Unbeknownst to Lord Hescham, his own business partner who definitely earned more than 125, 000 annually was embezzling company profits and manipulating shareholders into thinking that the company was doing better than it actually was. Unbeknownst to Lord Hescham, one of the luxury condominium blocks he built on a steep hill slope against environmental regulations using unsafe yet cost-saving (hence profit-maximizing) material would in five years time, collapse into a pile of rubble, killing 73 people and two kittens. Unbeknownst to Lord Hescham, he would be faced with legal action and be forced to file for bankruptcy. Little did Lord Hescham know that in five years time, he would become the type of person his own PR people labeled as ‘of no quality.’

But for now, Lord Hescham was one of the country’s leading, most prominent corporate figures, a role model for aspiring entrepreneurs, succeeding where his own father had failed.
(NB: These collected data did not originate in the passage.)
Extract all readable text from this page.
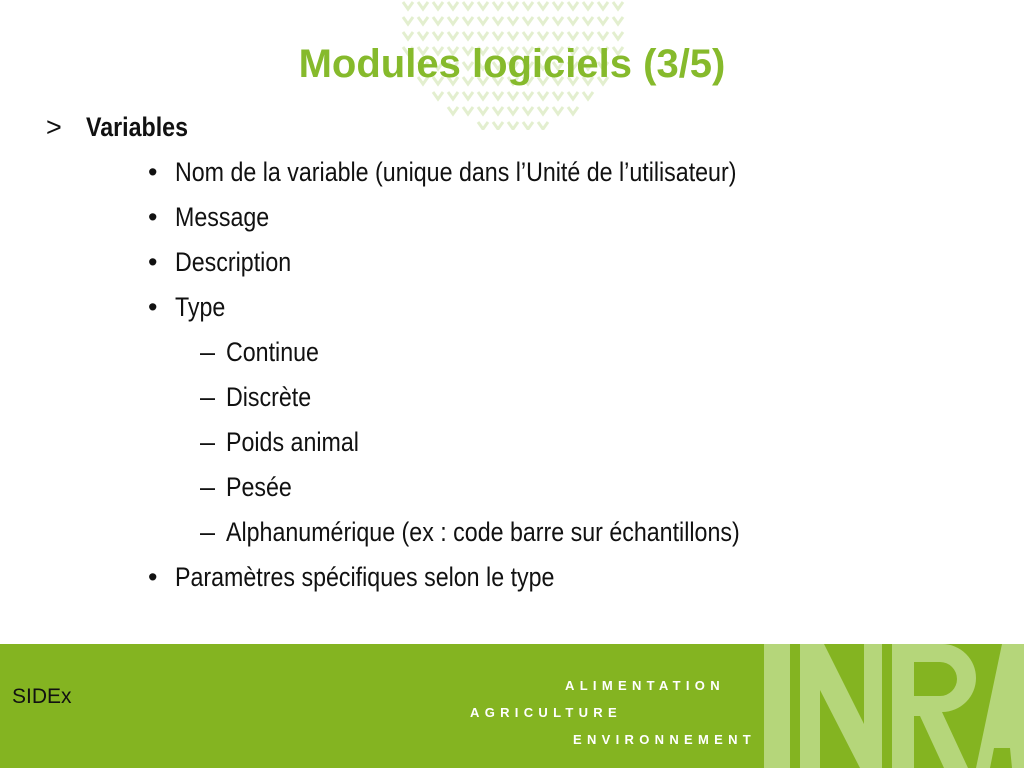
Modules logiciels (3/5)
> Variables
• Nom de la variable (unique dans l’Unité de l’utilisateur)
• Message
• Description
• Type
– Continue
– Discrète
– Poids animal
– Pesée
– Alphanumérique (ex : code barre sur échantillons)
• Paramètres spécifiques selon le type
SIDEx	ALIMENTATION
AGRICULTURE
ENVIRONNEMENT
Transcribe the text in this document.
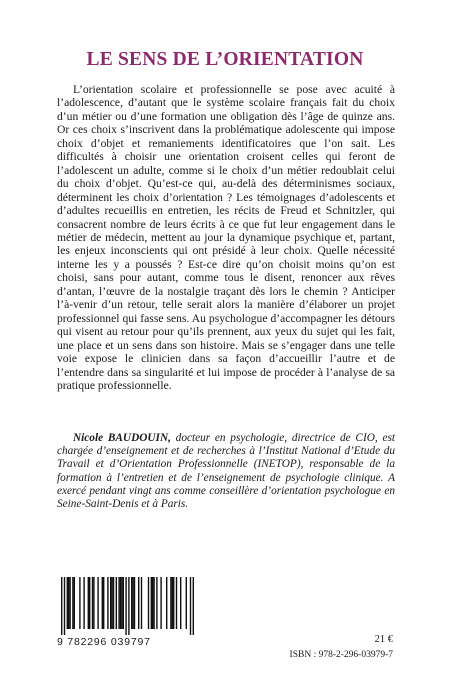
LE SENS DE L’ORIENTATION

L’orientation scolaire et professionnelle se pose avec acuité à l’adolescence, d’autant que le système scolaire français fait du choix d’un métier ou d’une formation une obligation dès l’âge de quinze ans. Or ces choix s’inscrivent dans la problématique adolescente qui impose choix d’objet et remaniements identificatoires que l’on sait. Les difficultés à choisir une orientation croisent celles qui feront de l’adolescent un adulte, comme si le choix d’un métier redoublait celui du choix d’objet. Qu’est-ce qui, au-delà des déterminismes sociaux, déterminent les choix d’orientation ? Les témoignages d’adolescents et d’adultes recueillis en entretien, les récits de Freud et Schnitzler, qui consacrent nombre de leurs écrits à ce que fut leur engagement dans le métier de médecin, mettent au jour la dynamique psychique et, partant, les enjeux inconscients qui ont présidé à leur choix. Quelle nécessité interne les y a poussés ? Est-ce dire qu’on choisit moins qu’on est choisi, sans pour autant, comme tous le disent, renoncer aux rêves d’antan, l’œuvre de la nostalgie traçant dès lors le chemin ? Anticiper l’à-venir d’un retour, telle serait alors la manière d’élaborer un projet professionnel qui fasse sens. Au psychologue d’accompagner les détours qui visent au retour pour qu’ils prennent, aux yeux du sujet qui les fait, une place et un sens dans son histoire. Mais se s’engager dans une telle voie expose le clinicien dans sa façon d’accueillir l’autre et de l’entendre dans sa singularité et lui impose de procéder à l’analyse de sa pratique professionnelle.

Nicole BAUDOUIN, docteur en psychologie, directrice de CIO, est chargée d’enseignement et de recherches à l’Institut National d’Etude du Travail et d’Orientation Professionnelle (INETOP), responsable de la formation à l’entretien et de l’enseignement de psychologie clinique. A exercé pendant vingt ans comme conseillère d’orientation psychologue en Seine-Saint-Denis et à Paris.

9 782296 039797	21 €
ISBN : 978-2-296-03979-7
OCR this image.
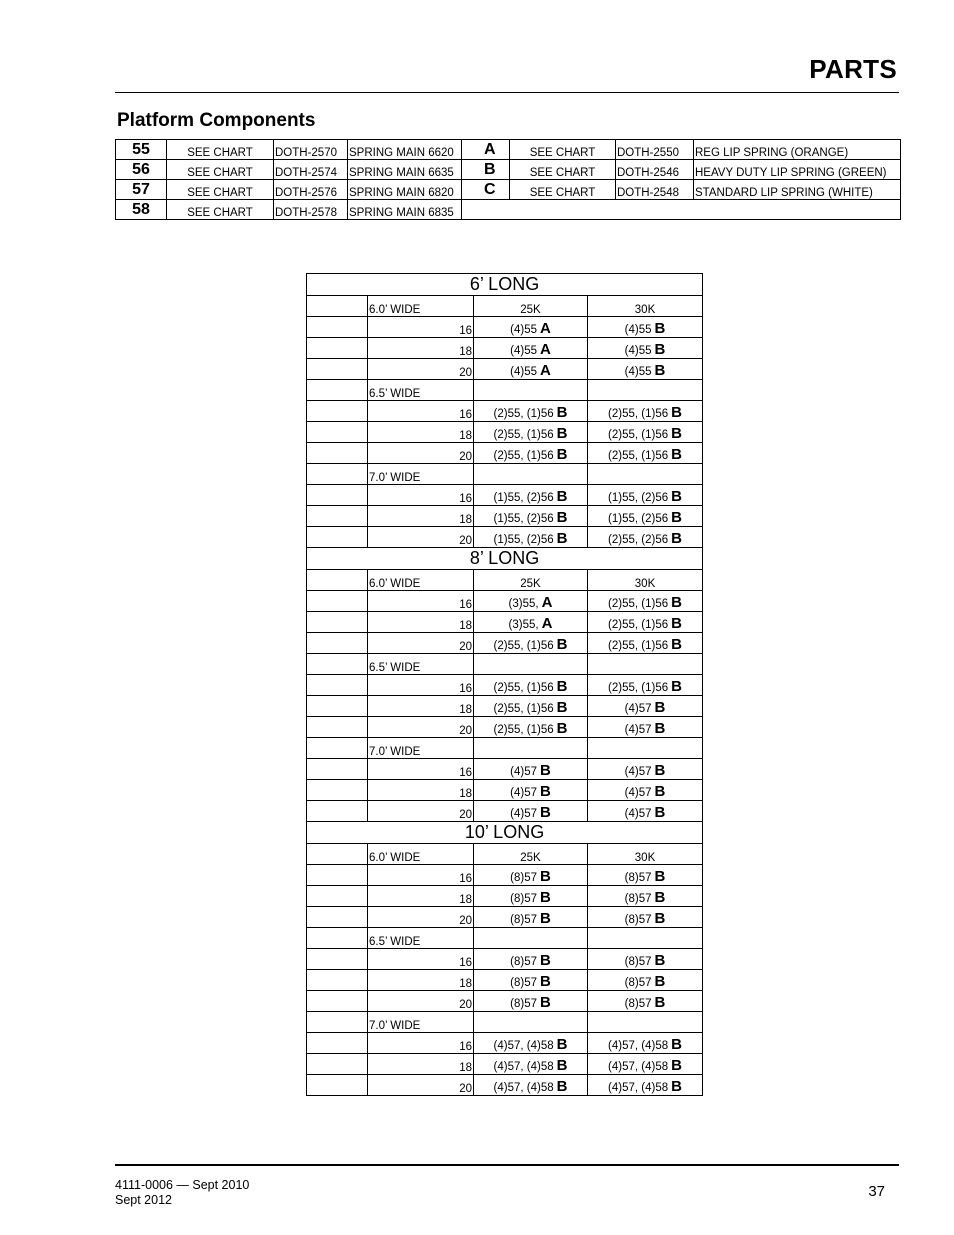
PARTS
Platform Components
55	SEE CHART	DOTH-2570	SPRING MAIN 6620		A	SEE CHART	DOTH-2550	REG LIP SPRING (ORANGE)
56	SEE CHART	DOTH-2574	SPRING MAIN 6635		B	SEE CHART	DOTH-2546	HEAVY DUTY LIP SPRING (GREEN)
57	SEE CHART	DOTH-2576	SPRING MAIN 6820		C	SEE CHART	DOTH-2548	STANDARD LIP SPRING (WHITE)
58	SEE CHART	DOTH-2578	SPRING MAIN 6835					
6’ LONG			
	6.0’ WIDE	25K	30K
	16	(4)55 A	(4)55 B
	18	(4)55 A	(4)55 B
	20	(4)55 A	(4)55 B
	6.5’ WIDE		
	16	(2)55, (1)56 B	(2)55, (1)56 B
	18	(2)55, (1)56 B	(2)55, (1)56 B
	20	(2)55, (1)56 B	(2)55, (1)56 B
	7.0’ WIDE		
	16	(1)55, (2)56 B	(1)55, (2)56 B
	18	(1)55, (2)56 B	(1)55, (2)56 B
	20	(1)55, (2)56 B	(2)55, (2)56 B
8’ LONG			
	6.0’ WIDE	25K	30K
	16	(3)55, A	(2)55, (1)56 B
	18	(3)55, A	(2)55, (1)56 B
	20	(2)55, (1)56 B	(2)55, (1)56 B
	6.5’ WIDE		
	16	(2)55, (1)56 B	(2)55, (1)56 B
	18	(2)55, (1)56 B	(4)57 B
	20	(2)55, (1)56 B	(4)57 B
	7.0’ WIDE		
	16	(4)57 B	(4)57 B
	18	(4)57 B	(4)57 B
	20	(4)57 B	(4)57 B
10’ LONG			
	6.0’ WIDE	25K	30K
	16	(8)57 B	(8)57 B
	18	(8)57 B	(8)57 B
	20	(8)57 B	(8)57 B
	6.5’ WIDE		
	16	(8)57 B	(8)57 B
	18	(8)57 B	(8)57 B
	20	(8)57 B	(8)57 B
	7.0’ WIDE		
	16	(4)57, (4)58 B	(4)57, (4)58 B
	18	(4)57, (4)58 B	(4)57, (4)58 B
	20	(4)57, (4)58 B	(4)57, (4)58 B
4111-0006 — Sept 2010
Sept 2012	37
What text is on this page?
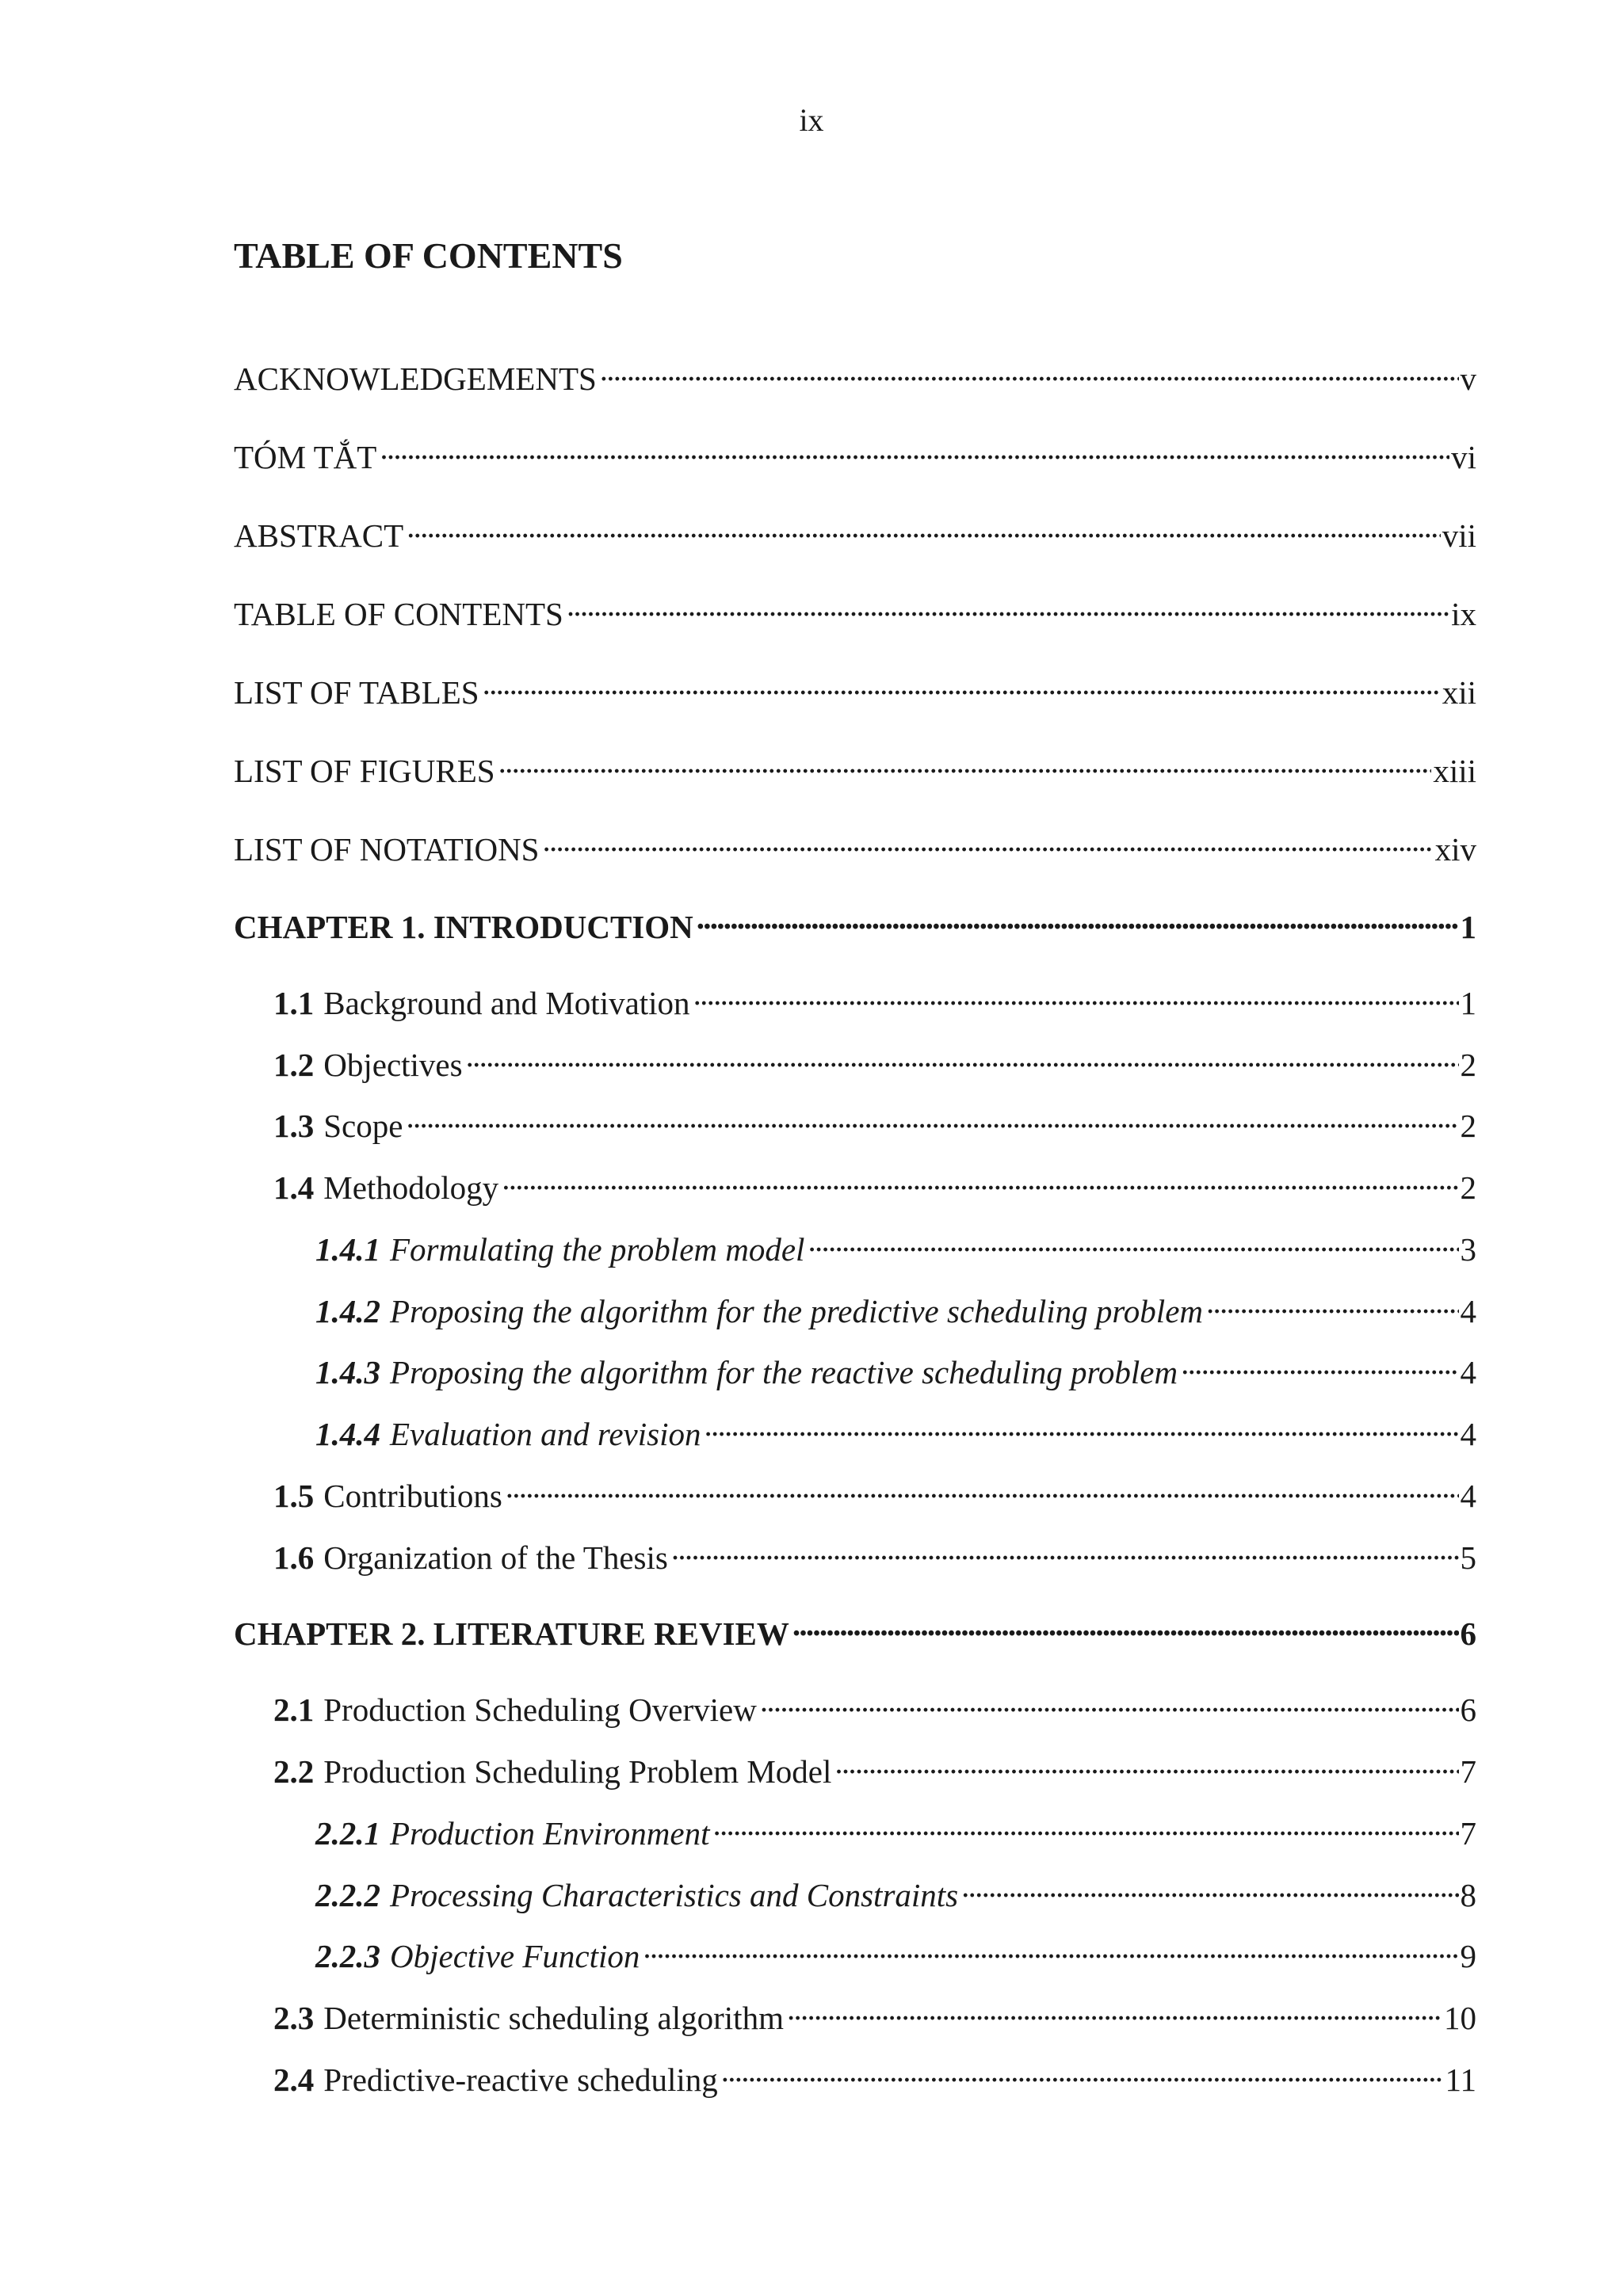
ix
TABLE OF CONTENTS
ACKNOWLEDGEMENTS . . .	v
TÓM TẮT . . .	vi
ABSTRACT . . .	vii
TABLE OF CONTENTS . . .	ix
LIST OF TABLES . . .	xii
LIST OF FIGURES . . .	xiii
LIST OF NOTATIONS . . .	xiv
CHAPTER 1. INTRODUCTION . . .	1
1.1 Background and Motivation . . .	1
1.2 Objectives . . .	2
1.3 Scope . . .	2
1.4 Methodology . . .	2
1.4.1 Formulating the problem model . . .	3
1.4.2 Proposing the algorithm for the predictive scheduling problem . . .	4
1.4.3 Proposing the algorithm for the reactive scheduling problem . . .	4
1.4.4 Evaluation and revision . . .	4
1.5 Contributions . . .	4
1.6 Organization of the Thesis . . .	5
CHAPTER 2. LITERATURE REVIEW . . .	6
2.1 Production Scheduling Overview . . .	6
2.2 Production Scheduling Problem Model . . .	7
2.2.1 Production Environment . . .	7
2.2.2 Processing Characteristics and Constraints . . .	8
2.2.3 Objective Function . . .	9
2.3 Deterministic scheduling algorithm . . .	10
2.4 Predictive-reactive scheduling . . .	11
He took great pride in escaping the fate of invisibility which befell his father while seemingly oblivious to the role he was playing in the gradual disappearance of a thousand other fathers, mothers, sisters and brothers.

Lord Hescham looked out of his car window and saw parts of the city he had not yet bought over and turned into one of his luxury hubs. What he did not see, were the people. Because far from being your average millionaire property developer, Lord Hescham was also, in his own way, a philanthropist, magician and an all-round quality guy. One might say that Lord Hescham had assisted the nation in the huge task of eradicating poverty by helping to render the poor invisible. After all, how would anyone know it’s there if they can’t see it?